Penny Tweedy was not keen on syndicating her wow horse. "I personally would prefer to race him as long as he stays sound," she says. But the family needed a lot of cash to pay estate taxes after her father, Christopher T. Chenery, utilities magnate and founder of Meadow Stable, died last January. The Secretariat bloodline was the most salable asset.
There was also the question of whether any single person is rich and daring enough to own a horse worth as much as Secretariat. "My brother's an economist," says Mrs. Tweedy, "and it made him nervous to think of owning an asset worth $6,000,000 that depended on a single heart beat." So the deal was made. Meadow Stable can race Secretariat until Nov. 15, keeping any money he earns. After that he goes to a breeding farm in Kentucky to rest up from the racing wars and prepare for the mares he will court next spring.
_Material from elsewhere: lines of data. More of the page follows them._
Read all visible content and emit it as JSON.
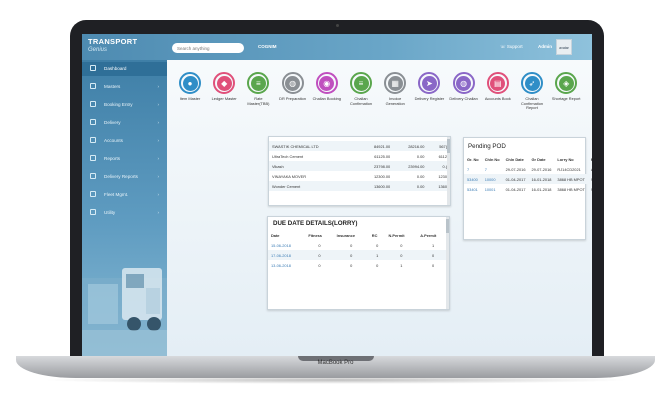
{
  "app": {
    "brand_title": "TRANSPORT",
    "brand_sub": "Genius",
    "search_placeholder": "Search anything",
    "company": "COGNIM",
    "support": "Support",
    "user": "Admin",
    "avatar_text": "avatar"
  },
  "laptop_model": "MacBook Pro",
  "sidebar": [
    {
      "label": "Dashboard",
      "icon": "dashboard-icon",
      "active": true,
      "arrow": false
    },
    {
      "label": "Masters",
      "icon": "masters-icon",
      "active": false,
      "arrow": true
    },
    {
      "label": "Booking Entry",
      "icon": "booking-icon",
      "active": false,
      "arrow": true
    },
    {
      "label": "Delivery",
      "icon": "delivery-icon",
      "active": false,
      "arrow": true
    },
    {
      "label": "Accounts",
      "icon": "accounts-icon",
      "active": false,
      "arrow": true
    },
    {
      "label": "Reports",
      "icon": "reports-icon",
      "active": false,
      "arrow": true
    },
    {
      "label": "Delivery Reports",
      "icon": "delivery-reports-icon",
      "active": false,
      "arrow": true
    },
    {
      "label": "Fleet Mgmt.",
      "icon": "fleet-icon",
      "active": false,
      "arrow": true
    },
    {
      "label": "Utility",
      "icon": "utility-icon",
      "active": false,
      "arrow": true
    }
  ],
  "quick_icons": [
    {
      "label": "Item Master",
      "icon": "user-icon",
      "color": "#2f8ec7"
    },
    {
      "label": "Ledger Master",
      "icon": "tag-icon",
      "color": "#e0507a"
    },
    {
      "label": "Rate Master(TBB)",
      "icon": "list-icon",
      "color": "#5aa64d"
    },
    {
      "label": "DR Preparation",
      "icon": "chat-icon",
      "color": "#8a8f94"
    },
    {
      "label": "Challan Booking",
      "icon": "eye-icon",
      "color": "#c04fbf"
    },
    {
      "label": "Challan Confirmation",
      "icon": "list-icon",
      "color": "#5aa64d"
    },
    {
      "label": "Invoice Generation",
      "icon": "grid-icon",
      "color": "#8a8f94"
    },
    {
      "label": "Delivery Register",
      "icon": "send-icon",
      "color": "#8a67c7"
    },
    {
      "label": "Delivery Challan",
      "icon": "chat-icon",
      "color": "#8a67c7"
    },
    {
      "label": "Accounts Book",
      "icon": "book-icon",
      "color": "#e0507a"
    },
    {
      "label": "Challan Confirmation Report",
      "icon": "rocket-icon",
      "color": "#2f8ec7"
    },
    {
      "label": "Shortage Report",
      "icon": "map-icon",
      "color": "#5aa64d"
    }
  ],
  "ledger_table": {
    "rows": [
      [
        "SWASTIK CHEMICAL LTD",
        "84921.00",
        "28216.00",
        "567("
      ],
      [
        "UltraTech Cement",
        "61125.00",
        "0.00",
        "6112"
      ],
      [
        "Vikash",
        "23798.00",
        "23994.00",
        "0.("
      ],
      [
        "VINAYAKA MOVER",
        "12300.00",
        "0.00",
        "1230"
      ],
      [
        "Wonder Cement",
        "13600.00",
        "0.00",
        "1360"
      ]
    ]
  },
  "due_date": {
    "title": "DUE DATE DETAILS(LORRY)",
    "columns": [
      "Date",
      "Fitness",
      "Insurance",
      "RC",
      "N.Permit",
      "A.Permit"
    ],
    "rows": [
      [
        "15-06-2018",
        "0",
        "0",
        "0",
        "0",
        "1"
      ],
      [
        "17-06-2018",
        "0",
        "0",
        "1",
        "0",
        "0"
      ],
      [
        "13-06-2018",
        "0",
        "0",
        "0",
        "1",
        "0"
      ]
    ]
  },
  "pod": {
    "title": "Pending POD",
    "columns": [
      "Gr. No",
      "Chln No",
      "Chln Date",
      "Gr Date",
      "Lorry No",
      "Party N"
    ],
    "rows": [
      [
        "7",
        "7",
        "29-07-2016",
        "29-07-2016",
        "RJ14CD2021",
        "Aman"
      ],
      [
        "53400",
        "10000",
        "01-04-2017",
        "16-01-2018",
        "3868 HB MPOT",
        "SWASTIK"
      ],
      [
        "53401",
        "10001",
        "01-04-2017",
        "16-01-2018",
        "3868 HB MPOT",
        "SWASTIK"
      ]
    ]
  }
}
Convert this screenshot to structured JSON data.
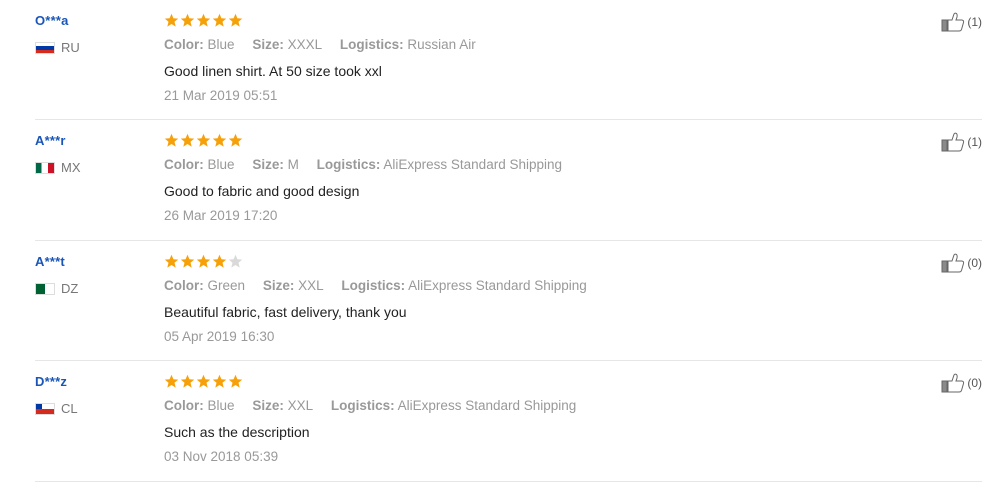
{
  "colors": {
    "username": "#1a56b8",
    "star_on": "#f7a10a",
    "star_off": "#d9d9d9",
    "muted": "#999999",
    "divider": "#e6e6e6"
  },
  "reviews": [
    {
      "user": "O***a",
      "country_code": "RU",
      "flag_icon": "flag-ru-icon",
      "rating": 5,
      "color_label": "Color:",
      "color_value": "Blue",
      "size_label": "Size:",
      "size_value": "XXXL",
      "logistics_label": "Logistics:",
      "logistics_value": "Russian Air",
      "comment": "Good linen shirt. At 50 size took xxl",
      "date": "21 Mar 2019 05:51",
      "helpful_count": "(1)"
    },
    {
      "user": "A***r",
      "country_code": "MX",
      "flag_icon": "flag-mx-icon",
      "rating": 5,
      "color_label": "Color:",
      "color_value": "Blue",
      "size_label": "Size:",
      "size_value": "M",
      "logistics_label": "Logistics:",
      "logistics_value": "AliExpress Standard Shipping",
      "comment": "Good to fabric and good design",
      "date": "26 Mar 2019 17:20",
      "helpful_count": "(1)"
    },
    {
      "user": "A***t",
      "country_code": "DZ",
      "flag_icon": "flag-dz-icon",
      "rating": 4,
      "color_label": "Color:",
      "color_value": "Green",
      "size_label": "Size:",
      "size_value": "XXL",
      "logistics_label": "Logistics:",
      "logistics_value": "AliExpress Standard Shipping",
      "comment": "Beautiful fabric, fast delivery, thank you",
      "date": "05 Apr 2019 16:30",
      "helpful_count": "(0)"
    },
    {
      "user": "D***z",
      "country_code": "CL",
      "flag_icon": "flag-cl-icon",
      "rating": 5,
      "color_label": "Color:",
      "color_value": "Blue",
      "size_label": "Size:",
      "size_value": "XXL",
      "logistics_label": "Logistics:",
      "logistics_value": "AliExpress Standard Shipping",
      "comment": "Such as the description",
      "date": "03 Nov 2018 05:39",
      "helpful_count": "(0)"
    }
  ]
}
Crazy Business. As the Secretariat syndication shows, the economics of horse racing is totally cockeyed. Nobody would ever think of retiring a pitcher as soon as he throws a no-hitter, a quarterback as soon as he wins in the Super Bowl. But horse racing —heavily taxed by every state where it exists, requiring tremendous investments in racing plants and breeding farms and the manpower required to train and run its animals—has been turned into a sort of rich man's lottery.
A bad horse, even an average one, is worth nothing. In fact, most owners run their stables at a loss. Of the 26,000 horses born this year, at least 20,000 will cost more to train (about $10,000 a year at the big-time tracks) than they will ever earn. Most of the others, competing in routine races, will merely break even or make a modest profit. But a very few of the top ones, good enough for classics like the Triple Crown (a total of about $525,000 in purse money this year) will earn fortunes and then become the sires or dams of horses also potentially worth fabulous sums.
Thus the horse owners continue to chase their rainbows, knowing that the gold will elude most of them most of the time. They are gamblers, and every gambler thinks that some day he will be able to do it all. Every one of them will be imagining himself in Penny Tweedy's place this Saturday afternoon as her superhorse makes his run at racing history.